Why would a Nigerian scammer admit that he’s from Nigeria? After all, Nigeria is notorious for fraudulent emails. Shouldn’t the fraudsters claim instead to be from Turkey or South Africa or, really, anywhere but Nigeria? That’s a question asked by Microsoft researcher, Cormac Herley, and seconded by security guru Bruce Schneier. Herley’s insightful answer looks at the economics of scam emails:
Attacking the maximum number of people does not maximize proﬁt. … Since the scam is entirely one of manipulation he would like to attack (i.e., enter into correspondence with) only those who are most gullible. … Since gullibility is unobservable, the best strategy is to get those who possess this quality to self-identify. An email with tales of fabulous amounts of money and West African corruption will strike all but the most gullible as bizarre.
Nigerian scams are labor intensive for the scammer, but only after the first bite. Actually landing even the most gullible correspondents takes time, effort, and skill that the scammers don’t want to waste.
Herley’s paper raised for me a different question. Why haven’t we put computers to work, raising transaction costs for Nigerian scams? Alan Turing famously said that we should treat a computer as capable of thought when it could fool a human correspondent into believing it was human. Computers still aren’t perfect at that test, but they’re getting pretty good. It would take Nigerian scammers a long correspondence before they discovered that they were dealing with a machine. And in the meantime, they’ll have wasted their time, which turns out to be the most precious resource they have.
I’m pretty sure we could crowdsource the programming for such a worthy cause. The harder problem may be, oddly, getting enough spam. The Turing-test machine can’t make the first move. It has to reply to a message actually sent by a scammer.
Where would we find mass quantities of such messages? Most obviously, at the big webmail companies, who routinely identify and block massive amounts of spam. Since those messages are a drain on the webmail providers’ resources, you’d think they would have an incentive to waste the spammers’ resources in turn by hooking up a Turing-test machine and letting it reply to all of them. As far as I know, they haven’t. Why not? I’m guessing that they fear a privacy backlash. (Imagine the squib on Drudge Report: “CONTROL: Google isn’t just reading your mail, they’re answering it too!”)

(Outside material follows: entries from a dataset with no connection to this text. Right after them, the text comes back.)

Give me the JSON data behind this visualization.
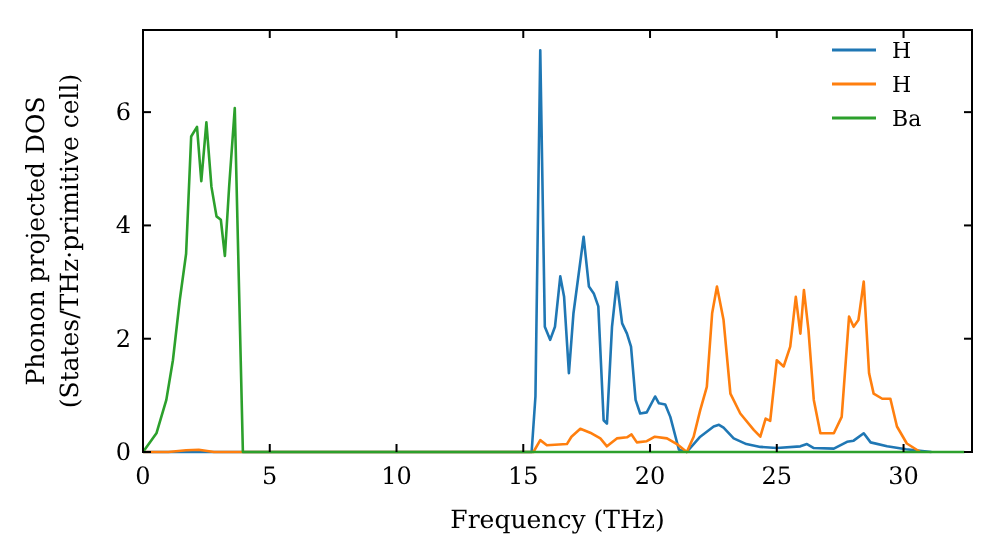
{
  "chart_data": {
    "type": "line",
    "xlabel": "Frequency (THz)",
    "ylabel": "Phonon projected DOS\n(States/THz·primitive cell)",
    "xlim": [
      0,
      32.7
    ],
    "ylim": [
      0,
      7.45
    ],
    "xticks": [
      0,
      5,
      10,
      15,
      20,
      25,
      30
    ],
    "yticks": [
      0,
      2,
      4,
      6
    ],
    "grid": false,
    "legend": "top right",
    "series": [
      {
        "name": "H",
        "color": "#1f77b4",
        "x": [
          0,
          15.2,
          15.33,
          15.48,
          15.67,
          15.85,
          16.06,
          16.25,
          16.46,
          16.61,
          16.8,
          16.98,
          17.38,
          17.59,
          17.78,
          17.96,
          18.17,
          18.3,
          18.5,
          18.69,
          18.9,
          19.09,
          19.25,
          19.43,
          19.61,
          19.87,
          20.2,
          20.35,
          20.6,
          20.8,
          21.14,
          21.45,
          21.98,
          22.51,
          22.72,
          22.9,
          23.3,
          23.8,
          24.35,
          25.0,
          25.93,
          26.19,
          26.46,
          27.25,
          27.77,
          28.03,
          28.43,
          28.7,
          29.35,
          30.1,
          31.1
        ],
        "values": [
          0,
          0,
          0,
          0.98,
          7.09,
          2.21,
          1.98,
          2.21,
          3.1,
          2.74,
          1.39,
          2.45,
          3.8,
          2.92,
          2.8,
          2.57,
          0.56,
          0.5,
          2.21,
          3.0,
          2.27,
          2.09,
          1.86,
          0.92,
          0.68,
          0.7,
          0.98,
          0.86,
          0.84,
          0.62,
          0.04,
          0,
          0.27,
          0.45,
          0.48,
          0.43,
          0.24,
          0.14,
          0.09,
          0.07,
          0.1,
          0.14,
          0.07,
          0.06,
          0.18,
          0.2,
          0.33,
          0.17,
          0.1,
          0.05,
          0
        ]
      },
      {
        "name": "H",
        "color": "#ff7f0e",
        "x": [
          0,
          1.0,
          1.7,
          2.2,
          2.8,
          15.4,
          15.67,
          15.93,
          16.72,
          16.9,
          17.25,
          17.64,
          18.04,
          18.3,
          18.69,
          19.09,
          19.27,
          19.48,
          19.87,
          20.19,
          20.67,
          21.06,
          21.45,
          21.72,
          21.98,
          22.24,
          22.45,
          22.64,
          22.9,
          23.17,
          23.56,
          24.09,
          24.35,
          24.56,
          24.74,
          25.0,
          25.27,
          25.53,
          25.75,
          25.93,
          26.07,
          26.25,
          26.46,
          26.72,
          27.25,
          27.56,
          27.85,
          28.03,
          28.22,
          28.43,
          28.64,
          28.82,
          29.16,
          29.48,
          29.74,
          30.13,
          30.66
        ],
        "values": [
          0,
          0,
          0.03,
          0.04,
          0,
          0,
          0.21,
          0.12,
          0.14,
          0.27,
          0.41,
          0.34,
          0.24,
          0.1,
          0.24,
          0.26,
          0.31,
          0.17,
          0.19,
          0.27,
          0.24,
          0.14,
          0,
          0.27,
          0.74,
          1.15,
          2.45,
          2.92,
          2.33,
          1.03,
          0.68,
          0.39,
          0.27,
          0.59,
          0.55,
          1.62,
          1.51,
          1.86,
          2.74,
          2.09,
          2.86,
          2.15,
          0.92,
          0.33,
          0.33,
          0.62,
          2.39,
          2.21,
          2.33,
          3.01,
          1.39,
          1.03,
          0.94,
          0.94,
          0.45,
          0.15,
          0
        ]
      },
      {
        "name": "Ba",
        "color": "#2ca02c",
        "x": [
          0,
          0.53,
          0.92,
          1.18,
          1.45,
          1.7,
          1.9,
          2.13,
          2.3,
          2.5,
          2.7,
          2.9,
          3.07,
          3.23,
          3.4,
          3.62,
          3.94,
          32.4
        ],
        "values": [
          0,
          0.33,
          0.92,
          1.62,
          2.68,
          3.5,
          5.57,
          5.74,
          4.78,
          5.82,
          4.68,
          4.16,
          4.1,
          3.46,
          4.7,
          6.07,
          0,
          0
        ]
      }
    ]
  }
}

So maybe this is a job for government. The scams are all crimes, under state and federal law. Law enforcement could serve a subpoena on the big webmail providers, obtain copies of all spam fitting certain parameters, and fire up the Turing-test machine as part of their investigation – just as cops hunt pedophiles on line by pretending to be thirteen-year-old girls.
Is it fair for the police to use investigative tactics that waste criminals’ time but don’t lead to arrests? Maybe so, but I don’t think that’s the endgame here, at least not if we bring Cormac Herley’s insights to bear one more time: Just as the scammers test us for gullibility, so too could the machines test them. The machines could be programmed to identify the scammers who are most easily tricked into performing dangerous or foolish stunts to keep their scam alive.
Once the gullible scammers have self-identified, they could all win free airline tickets to the US, and a long stay in a gated community.
UPDATE to honor the difference between Turing machines and machines that pass the Turing test. Thanks, therewolf.